My world changed as the result of one number. That number was 7.5.
I received that number in February 2018. I had a physical, which included an A1C check as part of my bloodwork. A1C measures your glucose levels. Mine A1C measured 7.5, which is solidly within the Type 2 diabetes range.
The news stunned me. I always assumed that diabetes was for obese folks, and that wasn’t me. I’d been heavy for years—and at that time, my weight was around 220—but I was never that guy. You know him—the guy people look at and say “poor fella…”
I’m just a shade over 6’ tall, so I didn’t have a huge belly. But I was certainly overweight, and had been for years. But… diabetes-level fat? No way!
Buying a Peloton
The numbers don’t lie, and they told me that I was a Type 2 diabetic. That’s the less severe type of diabetes, one that doesn’t require me to take insulin. So that was something. But still, I had diabetes. I was a diabetic. My life had to change.
That same week, I bought a Peloton bike. I’d ridden off and on for years on various road bikes (when I was young, we just called them “10-speeds”), but had a roughly decade stretch where I did very little working out. At the time, I’d only seen some Peloton commercials. I knew little about the bike, except that I could ride year-round, given that it sat in my basement. That was the main consideration for buying it.
Fast-forward to today. Between that exercise and a good (though far from great) diet, I’m down around 40 pounds, and looking to shed another 10 to 15 before I go into “weight maintenance” mode. And my A1C was 5.7 last time I checked, which is in the pre-diabetic range. (I’m getting another one soon, and I’ll update that number when I can).

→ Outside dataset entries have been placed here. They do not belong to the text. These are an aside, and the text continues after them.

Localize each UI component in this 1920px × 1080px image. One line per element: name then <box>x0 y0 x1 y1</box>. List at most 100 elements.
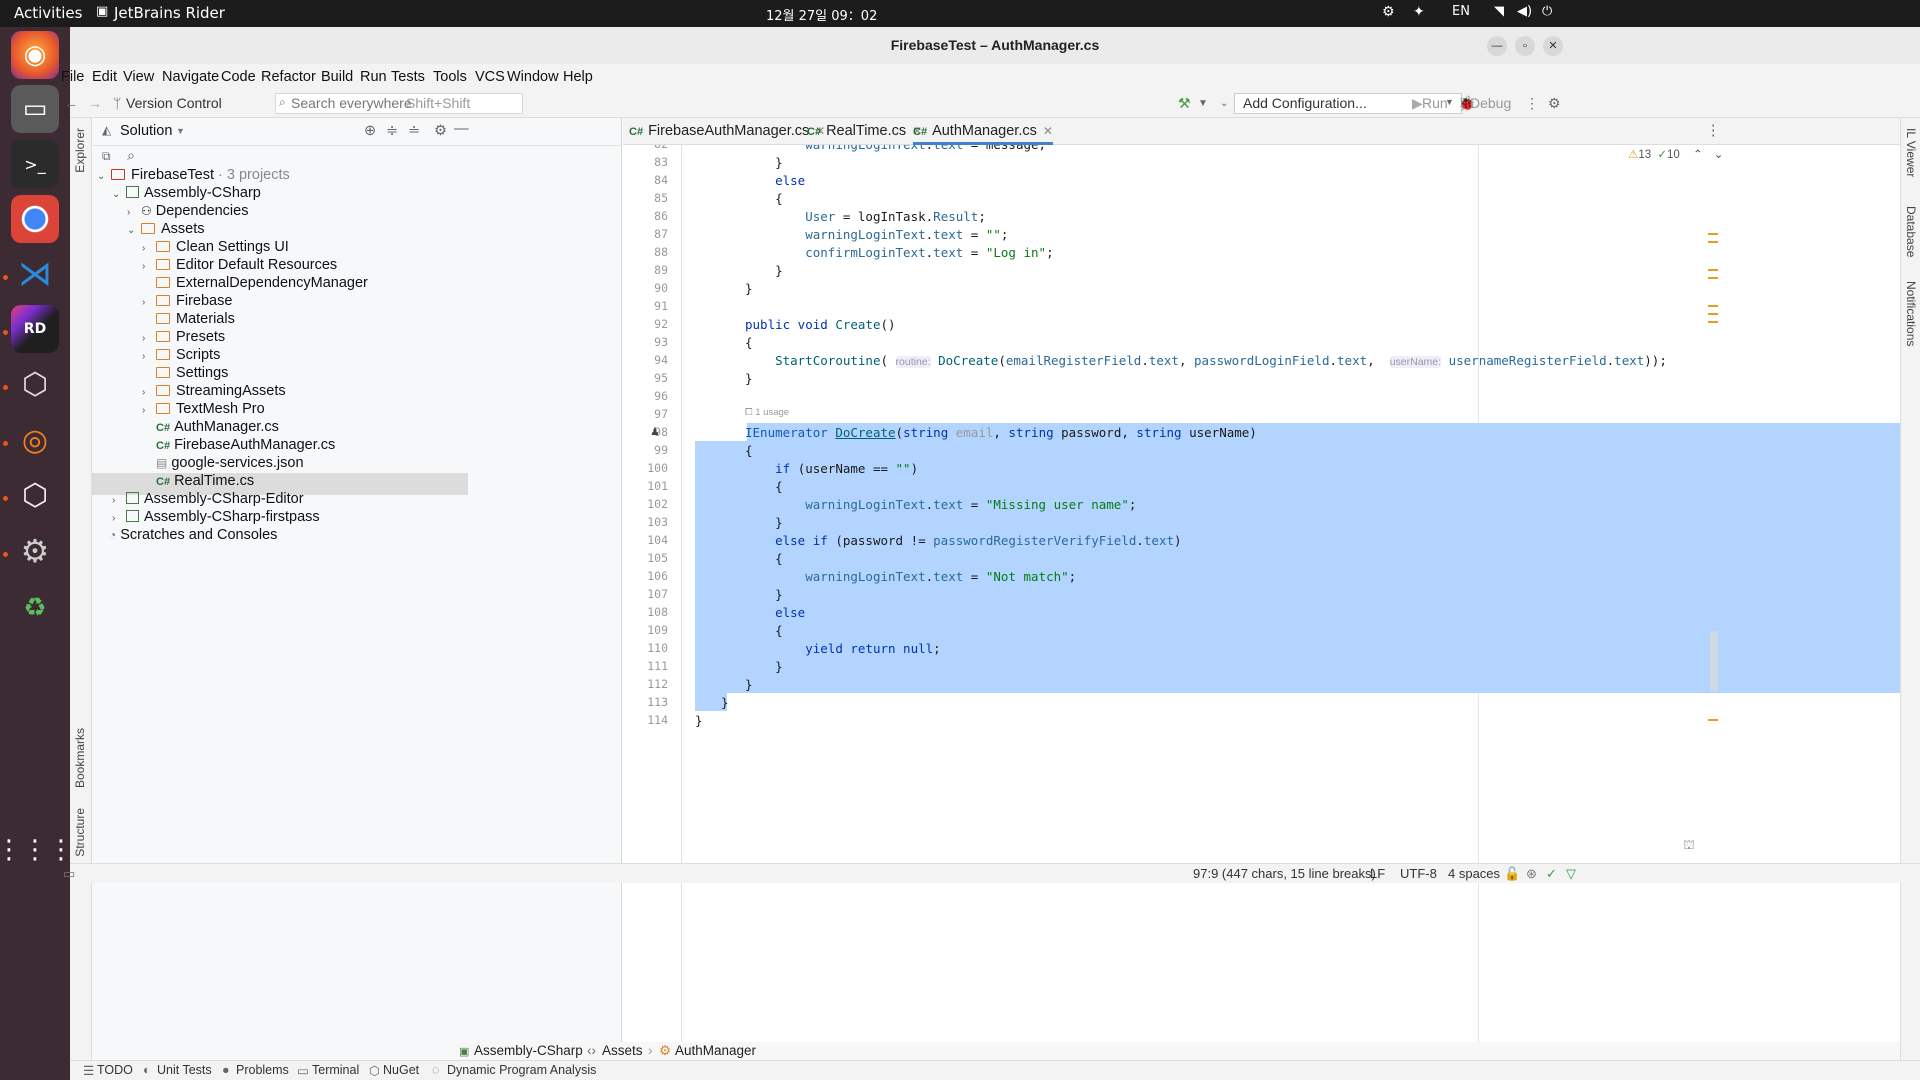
menu-window[interactable]: Window <box>507 69 559 85</box>
tool-nuget[interactable]: NuGet <box>383 1063 419 1077</box>
warning-marker[interactable] <box>1708 313 1718 315</box>
usage-hint[interactable]: ⧠ 1 usage <box>745 407 789 418</box>
line-number[interactable]: 91 <box>623 299 668 313</box>
line-number[interactable]: 104 <box>623 533 668 547</box>
build-hammer-icon[interactable]: ⚒ <box>1178 95 1191 112</box>
expand-all-icon[interactable]: ≑ <box>386 123 398 139</box>
warning-marker[interactable] <box>1708 269 1718 271</box>
debug-button[interactable]: Debug <box>1470 95 1511 111</box>
search-everywhere-box[interactable]: ⌕ Search everywhere Shift+Shift <box>275 93 523 114</box>
volume-icon[interactable]: ◀) <box>1517 4 1532 19</box>
firefox-icon[interactable]: ◉ <box>11 31 59 79</box>
power-icon[interactable]: ⏻ <box>1542 4 1552 19</box>
editor-scrollbar-thumb[interactable] <box>1710 631 1718 691</box>
menu-tools[interactable]: Tools <box>433 69 467 85</box>
bookmarks-side-tab[interactable]: Bookmarks <box>73 728 87 788</box>
line-number[interactable]: 82 <box>623 145 668 151</box>
line-number[interactable]: 87 <box>623 227 668 241</box>
menu-refactor[interactable]: Refactor <box>261 69 316 85</box>
app-menu-label[interactable]: JetBrains Rider <box>114 4 225 22</box>
next-highlight-icon[interactable]: ⌄ <box>1714 149 1724 161</box>
build-dropdown-icon[interactable]: ▼ <box>1198 98 1208 109</box>
tab-realtime[interactable]: C# RealTime.cs ✕ <box>807 118 922 145</box>
line-number[interactable]: 102 <box>623 497 668 511</box>
minimize-button[interactable]: — <box>1487 36 1507 56</box>
inspection-ok-icon[interactable]: ▽ <box>1566 866 1576 882</box>
line-number[interactable]: 99 <box>623 443 668 457</box>
filter-icon[interactable]: ⧉ <box>102 149 111 164</box>
menu-edit[interactable]: Edit <box>92 69 117 85</box>
line-number[interactable]: 109 <box>623 623 668 637</box>
warning-marker[interactable] <box>1708 241 1718 243</box>
back-arrow-icon[interactable]: ← <box>64 95 78 111</box>
warning-marker[interactable] <box>1708 305 1718 307</box>
tool-terminal[interactable]: Terminal <box>312 1063 359 1077</box>
language-indicator[interactable]: EN <box>1452 4 1470 19</box>
il-viewer-side-tab[interactable]: IL Viewer <box>1904 128 1918 177</box>
maximize-button[interactable]: ▫ <box>1515 36 1535 56</box>
menu-help[interactable]: Help <box>563 69 593 85</box>
layout-toggle-icon[interactable]: ▭ <box>63 866 75 882</box>
tab-menu-icon[interactable]: ⋮ <box>1706 123 1721 139</box>
apps-grid-icon[interactable]: ⋮⋮⋮ <box>0 826 74 874</box>
warning-marker[interactable] <box>1708 321 1718 323</box>
line-separator[interactable]: LF <box>1370 866 1385 881</box>
indent-setting[interactable]: 4 spaces <box>1448 866 1500 881</box>
line-number[interactable]: 86 <box>623 209 668 223</box>
locate-icon[interactable]: ⊕ <box>364 123 376 139</box>
solution-chevron-icon[interactable]: ▼ <box>176 126 185 136</box>
solution-wide-icon[interactable]: ⊛ <box>1526 866 1537 882</box>
blender-icon[interactable]: ◎ <box>11 416 59 464</box>
database-side-tab[interactable]: Database <box>1904 206 1918 257</box>
readonly-lock-icon[interactable]: 🔓 <box>1504 866 1520 882</box>
line-number[interactable]: 93 <box>623 335 668 349</box>
ubuntu-pro-icon[interactable]: ⚙ <box>1382 4 1395 20</box>
menu-view[interactable]: View <box>123 69 154 85</box>
line-number[interactable]: 113 <box>623 695 668 709</box>
menu-tests[interactable]: Tests <box>391 69 425 85</box>
code-editor[interactable]: 82 83 84 85 86 87 88 89 90 91 92 93 94 95 96 97 98 99 100 1… <box>623 145 1920 1042</box>
tab-firebaseauthmanager[interactable]: C# FirebaseAuthManager.cs ✕ <box>629 118 825 145</box>
explorer-side-tab[interactable]: Explorer <box>73 128 87 173</box>
config-dropdown-icon[interactable]: ⌄ <box>1220 98 1228 109</box>
line-number[interactable]: 112 <box>623 677 668 691</box>
wifi-icon[interactable]: ◥ <box>1494 4 1504 19</box>
unity-icon[interactable]: ⬡ <box>11 360 59 408</box>
menu-code[interactable]: Code <box>221 69 256 85</box>
activities-button[interactable]: Activities <box>14 4 82 22</box>
vscode-icon[interactable]: ⋊ <box>11 250 59 298</box>
trash-icon[interactable]: ♻ <box>11 584 59 632</box>
breadcrumb-folder[interactable]: Assets <box>602 1043 643 1058</box>
line-number[interactable]: 106 <box>623 569 668 583</box>
clock[interactable]: 12월 27일 09：02 <box>766 5 877 24</box>
notifications-side-tab[interactable]: Notifications <box>1904 281 1918 346</box>
breadcrumb-project[interactable]: Assembly-CSharp <box>474 1043 583 1058</box>
breadcrumb-class[interactable]: AuthManager <box>675 1043 756 1058</box>
line-number[interactable]: 94 <box>623 353 668 367</box>
more-actions-icon[interactable]: ⋮ <box>1525 95 1539 112</box>
line-number[interactable]: 96 <box>623 389 668 403</box>
line-number[interactable]: 85 <box>623 191 668 205</box>
line-number[interactable]: 108 <box>623 605 668 619</box>
explorer-settings-icon[interactable]: ⚙ <box>434 123 447 139</box>
line-number[interactable]: 83 <box>623 155 668 169</box>
line-number[interactable]: 111 <box>623 659 668 673</box>
status-ok-icon[interactable]: ✓ <box>1546 866 1557 882</box>
version-control-button[interactable]: Version Control <box>126 95 222 111</box>
warning-marker[interactable] <box>1708 719 1718 721</box>
line-number[interactable]: 107 <box>623 587 668 601</box>
color-indicator-icon[interactable]: ✦ <box>1413 4 1425 20</box>
inspection-summary[interactable]: ⚠13 ✓10 ⌃ ⌄ <box>1628 147 1723 161</box>
line-number[interactable]: 98 <box>623 425 668 439</box>
menu-file[interactable]: File <box>61 69 84 85</box>
line-number[interactable]: 110 <box>623 641 668 655</box>
line-number[interactable]: 100 <box>623 461 668 475</box>
unity-hub-icon[interactable]: ⬡ <box>11 471 59 519</box>
terminal-icon[interactable]: >_ <box>11 140 59 188</box>
line-number[interactable]: 92 <box>623 317 668 331</box>
line-number[interactable]: 89 <box>623 263 668 277</box>
warning-marker[interactable] <box>1708 277 1718 279</box>
menu-run[interactable]: Run <box>360 69 387 85</box>
line-number[interactable]: 101 <box>623 479 668 493</box>
tool-todo[interactable]: TODO <box>97 1063 133 1077</box>
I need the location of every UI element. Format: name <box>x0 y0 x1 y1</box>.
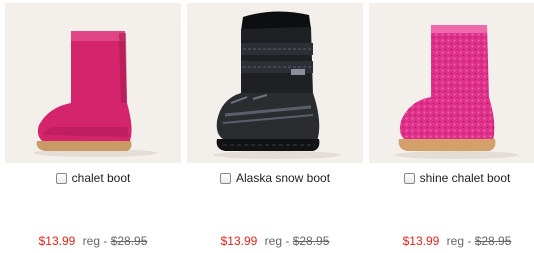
pink-sparkle-boot-icon <box>395 25 519 159</box>
product-card: chalet boot $13.99 reg - $28.95 <box>5 0 181 253</box>
compare-checkbox-shine-chalet-boot[interactable] <box>403 172 415 184</box>
product-image-alaska-snow-boot[interactable] <box>187 3 363 163</box>
product-card: Alaska snow boot $13.99 reg - $28.95 <box>187 0 363 253</box>
regular-price: $28.95 <box>474 234 512 248</box>
compare-row: chalet boot <box>5 169 181 187</box>
regular-price-label: reg - <box>446 234 472 248</box>
product-name[interactable]: chalet boot <box>72 171 131 185</box>
product-grid: chalet boot $13.99 reg - $28.95 Alaska s… <box>0 0 534 253</box>
sale-price: $13.99 <box>220 234 258 248</box>
regular-price: $28.95 <box>110 234 148 248</box>
sale-price: $13.99 <box>38 234 76 248</box>
regular-price: $28.95 <box>292 234 330 248</box>
sale-price: $13.99 <box>402 234 440 248</box>
regular-price-label: reg - <box>82 234 108 248</box>
price-row: $13.99 reg - $28.95 <box>187 234 363 248</box>
product-card: shine chalet boot $13.99 reg - $28.95 <box>369 0 534 253</box>
black-snow-boot-icon <box>213 11 341 159</box>
regular-price-label: reg - <box>264 234 290 248</box>
product-image-shine-chalet-boot[interactable] <box>369 3 534 163</box>
compare-row: Alaska snow boot <box>187 169 363 187</box>
compare-checkbox-chalet-boot[interactable] <box>55 172 67 184</box>
price-row: $13.99 reg - $28.95 <box>369 234 534 248</box>
product-name[interactable]: Alaska snow boot <box>236 171 330 185</box>
product-name[interactable]: shine chalet boot <box>420 171 511 185</box>
compare-row: shine chalet boot <box>369 169 534 187</box>
product-image-chalet-boot[interactable] <box>5 3 181 163</box>
compare-checkbox-alaska-snow-boot[interactable] <box>219 172 231 184</box>
price-row: $13.99 reg - $28.95 <box>5 234 181 248</box>
pink-suede-boot-icon <box>33 31 157 157</box>
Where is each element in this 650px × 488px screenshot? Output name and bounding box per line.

That’s why I got serious about cycling—really serious, to the point that I’m in actual training, doing structured workouts and hoping to do some “event” rides like grand fondos (long rides), centuries (really long rides), and some shorter races.
The Mental Side of Cycling
Cycling has been a crucial element of my weight loss and increased fitness, of course. But it’s also been good for mental reasons. I have a sedentary job that involves me sitting in front of my computers all day, typing away just like this. I love it, but physically straining it ain’t.
Cycling, whether in the basement or out on the road, helps me get away from that environment and forget about the client deadlines looming over my head. I escape those mental stresses, at least for a while. And when I’m back in front of the screen, I can deal with those stresses better.
But 7.5 was the beginning of it all. So strangely, even though diabetes will always be a major factor in my life, I’m actually glad it happened, if you can believe it. It’s the truth, too. Diabetes gave me the motivation that was lacking to get serious about my body again, and to get back on the bike. It gave me the push onto the saddle and out the door. So yes, we can be grateful even for bad news, if we’re intent on looking for the silver lining.
I still have diabetes, but it doesn’t control me—rather, I control it. That’s a good place to be. I no longer ride because I have diabetes. I do it now because I love it. The health benefits are secondary to the pure pleasure of turning the pedals.